How Much Does it Cost in Canada?
Defending against a vacation application is one of the most serious and expensive legal battles in Canadian immigration law.
| Expense Type | Estimated Cost (CAD) |
|---|---|
| Initial Legal Retainer & Evidence Review | $3,000 to $5,000 |
| Full Lawyer Representation (Hearing) | $8,000 to $15,000+ |
| Independent Private Investigator (Optional) | $2,000 to $5,000 |
| Federal Court Judicial Review | $5,000 to $10,000+ (If the RPD rules against you) |
How Long Does the Process Take?
The timeline for a vacation proceeding is incredibly stressful and drawn out. The CBSA investigation itself can take years before you are notified. Once the Notice to Appear is issued, it typically takes 6 to 12 months to reach the actual RPD hearing date. ⏱ If you lose and appeal the decision to the Federal Court, the litigation can drag on for an additional 12 to 18 months.
Frequently Asked Questions (FAQ)
Can my status be vacated after I become a Canadian Citizen?
If you have already obtained Canadian citizenship, the RPD cannot vacate your refugee status directly.
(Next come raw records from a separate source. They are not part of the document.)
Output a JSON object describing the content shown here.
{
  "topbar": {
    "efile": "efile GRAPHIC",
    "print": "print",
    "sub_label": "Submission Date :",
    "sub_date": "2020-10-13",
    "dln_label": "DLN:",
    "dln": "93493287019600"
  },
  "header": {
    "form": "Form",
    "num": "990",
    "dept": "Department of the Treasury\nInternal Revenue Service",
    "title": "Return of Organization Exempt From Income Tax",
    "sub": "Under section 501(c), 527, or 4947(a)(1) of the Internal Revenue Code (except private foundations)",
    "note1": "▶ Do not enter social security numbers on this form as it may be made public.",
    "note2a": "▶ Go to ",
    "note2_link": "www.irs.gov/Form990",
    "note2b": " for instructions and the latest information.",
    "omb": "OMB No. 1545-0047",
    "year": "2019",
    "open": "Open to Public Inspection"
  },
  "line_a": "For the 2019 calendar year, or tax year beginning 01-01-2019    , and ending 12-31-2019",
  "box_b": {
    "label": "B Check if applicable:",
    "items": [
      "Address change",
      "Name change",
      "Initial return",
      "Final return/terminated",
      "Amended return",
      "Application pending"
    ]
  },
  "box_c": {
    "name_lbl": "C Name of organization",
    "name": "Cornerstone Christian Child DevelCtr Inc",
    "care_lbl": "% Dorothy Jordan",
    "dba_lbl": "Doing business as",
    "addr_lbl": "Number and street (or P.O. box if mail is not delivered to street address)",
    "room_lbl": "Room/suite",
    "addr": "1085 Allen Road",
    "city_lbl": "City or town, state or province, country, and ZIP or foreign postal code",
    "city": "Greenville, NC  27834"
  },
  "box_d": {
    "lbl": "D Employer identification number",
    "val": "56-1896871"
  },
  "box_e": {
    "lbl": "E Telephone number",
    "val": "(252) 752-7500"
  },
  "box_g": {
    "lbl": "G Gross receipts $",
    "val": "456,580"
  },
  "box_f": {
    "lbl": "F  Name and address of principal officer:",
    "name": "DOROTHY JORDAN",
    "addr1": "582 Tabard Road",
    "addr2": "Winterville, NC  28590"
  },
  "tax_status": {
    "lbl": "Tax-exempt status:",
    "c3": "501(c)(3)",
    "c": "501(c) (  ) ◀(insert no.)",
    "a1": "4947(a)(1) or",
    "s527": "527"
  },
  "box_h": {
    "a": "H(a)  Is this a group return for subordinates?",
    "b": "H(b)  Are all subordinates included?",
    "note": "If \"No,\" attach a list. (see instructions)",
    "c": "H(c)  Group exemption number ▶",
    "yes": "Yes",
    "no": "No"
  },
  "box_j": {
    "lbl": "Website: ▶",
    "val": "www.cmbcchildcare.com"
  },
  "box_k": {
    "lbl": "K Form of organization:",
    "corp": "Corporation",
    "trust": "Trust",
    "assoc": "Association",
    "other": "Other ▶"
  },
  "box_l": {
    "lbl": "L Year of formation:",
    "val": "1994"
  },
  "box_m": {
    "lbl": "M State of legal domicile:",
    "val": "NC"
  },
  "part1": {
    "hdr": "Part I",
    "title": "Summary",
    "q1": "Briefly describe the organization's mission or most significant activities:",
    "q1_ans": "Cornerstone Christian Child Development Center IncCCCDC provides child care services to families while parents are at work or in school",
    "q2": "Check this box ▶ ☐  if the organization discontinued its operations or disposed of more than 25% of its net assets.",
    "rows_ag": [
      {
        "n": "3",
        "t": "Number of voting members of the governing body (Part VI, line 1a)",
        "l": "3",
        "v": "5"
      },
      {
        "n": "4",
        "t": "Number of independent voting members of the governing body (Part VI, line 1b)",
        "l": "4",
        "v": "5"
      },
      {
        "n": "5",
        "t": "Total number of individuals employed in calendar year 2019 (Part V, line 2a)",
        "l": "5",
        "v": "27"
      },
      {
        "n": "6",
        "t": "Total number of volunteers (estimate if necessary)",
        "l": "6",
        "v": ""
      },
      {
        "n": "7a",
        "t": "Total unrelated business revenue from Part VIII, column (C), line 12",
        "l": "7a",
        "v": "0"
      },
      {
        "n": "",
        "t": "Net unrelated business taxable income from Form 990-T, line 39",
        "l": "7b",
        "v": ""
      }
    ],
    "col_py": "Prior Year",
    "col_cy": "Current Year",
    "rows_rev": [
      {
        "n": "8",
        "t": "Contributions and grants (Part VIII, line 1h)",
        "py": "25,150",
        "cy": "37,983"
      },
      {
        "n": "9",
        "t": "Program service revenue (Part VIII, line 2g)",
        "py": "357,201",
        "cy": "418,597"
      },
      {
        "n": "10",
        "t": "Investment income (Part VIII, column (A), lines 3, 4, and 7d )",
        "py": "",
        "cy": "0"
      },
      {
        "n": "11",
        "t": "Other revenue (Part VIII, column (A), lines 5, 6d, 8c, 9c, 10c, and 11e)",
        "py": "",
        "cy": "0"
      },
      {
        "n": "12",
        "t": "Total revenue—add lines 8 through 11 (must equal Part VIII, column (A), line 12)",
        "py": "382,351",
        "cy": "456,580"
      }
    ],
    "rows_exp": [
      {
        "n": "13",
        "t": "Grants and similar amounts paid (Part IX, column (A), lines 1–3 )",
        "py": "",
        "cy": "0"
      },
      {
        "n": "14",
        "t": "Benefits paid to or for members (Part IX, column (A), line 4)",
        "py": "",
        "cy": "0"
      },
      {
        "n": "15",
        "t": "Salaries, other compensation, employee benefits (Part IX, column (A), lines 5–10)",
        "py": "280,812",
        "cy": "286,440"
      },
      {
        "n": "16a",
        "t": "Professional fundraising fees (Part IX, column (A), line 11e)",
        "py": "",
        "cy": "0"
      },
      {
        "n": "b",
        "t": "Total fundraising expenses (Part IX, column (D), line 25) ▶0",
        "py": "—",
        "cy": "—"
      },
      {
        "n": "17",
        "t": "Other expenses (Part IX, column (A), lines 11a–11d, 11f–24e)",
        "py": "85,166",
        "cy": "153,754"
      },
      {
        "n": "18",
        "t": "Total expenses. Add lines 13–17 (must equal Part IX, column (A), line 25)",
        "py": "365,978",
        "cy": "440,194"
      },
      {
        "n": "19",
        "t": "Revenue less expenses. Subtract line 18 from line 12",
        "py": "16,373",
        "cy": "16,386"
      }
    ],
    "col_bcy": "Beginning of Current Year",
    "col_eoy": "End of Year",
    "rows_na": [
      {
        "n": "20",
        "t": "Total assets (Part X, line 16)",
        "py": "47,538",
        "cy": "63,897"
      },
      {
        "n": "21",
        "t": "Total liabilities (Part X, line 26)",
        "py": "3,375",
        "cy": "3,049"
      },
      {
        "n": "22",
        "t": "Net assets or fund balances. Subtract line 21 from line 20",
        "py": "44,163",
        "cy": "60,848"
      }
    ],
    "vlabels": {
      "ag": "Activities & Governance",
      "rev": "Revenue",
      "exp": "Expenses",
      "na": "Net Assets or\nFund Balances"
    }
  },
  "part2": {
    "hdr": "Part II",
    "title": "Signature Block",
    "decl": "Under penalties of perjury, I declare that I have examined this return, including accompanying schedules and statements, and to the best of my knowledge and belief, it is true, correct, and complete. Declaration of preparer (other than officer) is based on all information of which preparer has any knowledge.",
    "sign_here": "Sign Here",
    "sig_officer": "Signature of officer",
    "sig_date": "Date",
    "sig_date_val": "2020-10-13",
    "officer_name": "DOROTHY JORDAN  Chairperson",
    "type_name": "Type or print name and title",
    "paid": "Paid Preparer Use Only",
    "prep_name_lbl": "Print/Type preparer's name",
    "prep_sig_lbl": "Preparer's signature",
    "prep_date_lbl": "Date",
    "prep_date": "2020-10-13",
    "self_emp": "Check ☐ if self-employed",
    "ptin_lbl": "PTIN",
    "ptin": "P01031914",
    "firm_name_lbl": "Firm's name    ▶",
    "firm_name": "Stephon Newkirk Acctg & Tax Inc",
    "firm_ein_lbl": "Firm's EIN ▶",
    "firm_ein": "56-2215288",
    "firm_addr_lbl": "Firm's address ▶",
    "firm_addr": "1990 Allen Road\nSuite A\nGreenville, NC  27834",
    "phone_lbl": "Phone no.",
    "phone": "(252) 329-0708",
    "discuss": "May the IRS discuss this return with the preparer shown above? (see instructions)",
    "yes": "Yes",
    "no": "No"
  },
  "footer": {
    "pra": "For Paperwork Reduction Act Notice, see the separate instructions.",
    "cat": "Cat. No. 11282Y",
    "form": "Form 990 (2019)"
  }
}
Instead, the government must initiate a highly complex citizenship revocation process in Federal Court to strip you of your citizenship before deporting you.
Will my spouse and children lose their status too?
It depends. If your family members received their status purely as dependents on your fraudulent claim, the Minister will likely apply to vacate their status as well. If they had independent claims, they might be safe. Your lawyer must defend the family as a whole.
Can I appeal to the Refugee Appeal Division (RAD)?
No. Under Canadian immigration law, if your refugee protection is vacated under Section 109, you are explicitly barred from appealing to the RAD. Your only legal recourse is to apply for Judicial Review at the Federal Court of Canada.
What if my previous lawyer or consultant told me to lie?
Blaming bad advice from a former lawyer or unlicensed consultant is rarely a successful defence. In Canada, you are ultimately responsible for the truthfulness of the documents you sign. However, your new lawyer might try to argue a breach of natural justice.
Can I apply for H&C to stay in Canada?
If your status is vacated, you are generally subject to a 5-year ban on making a Humanitarian and Compassionate (H&C) application, unless you can prove severe risk to the life of a child or an inability to receive critical medical care in your home country.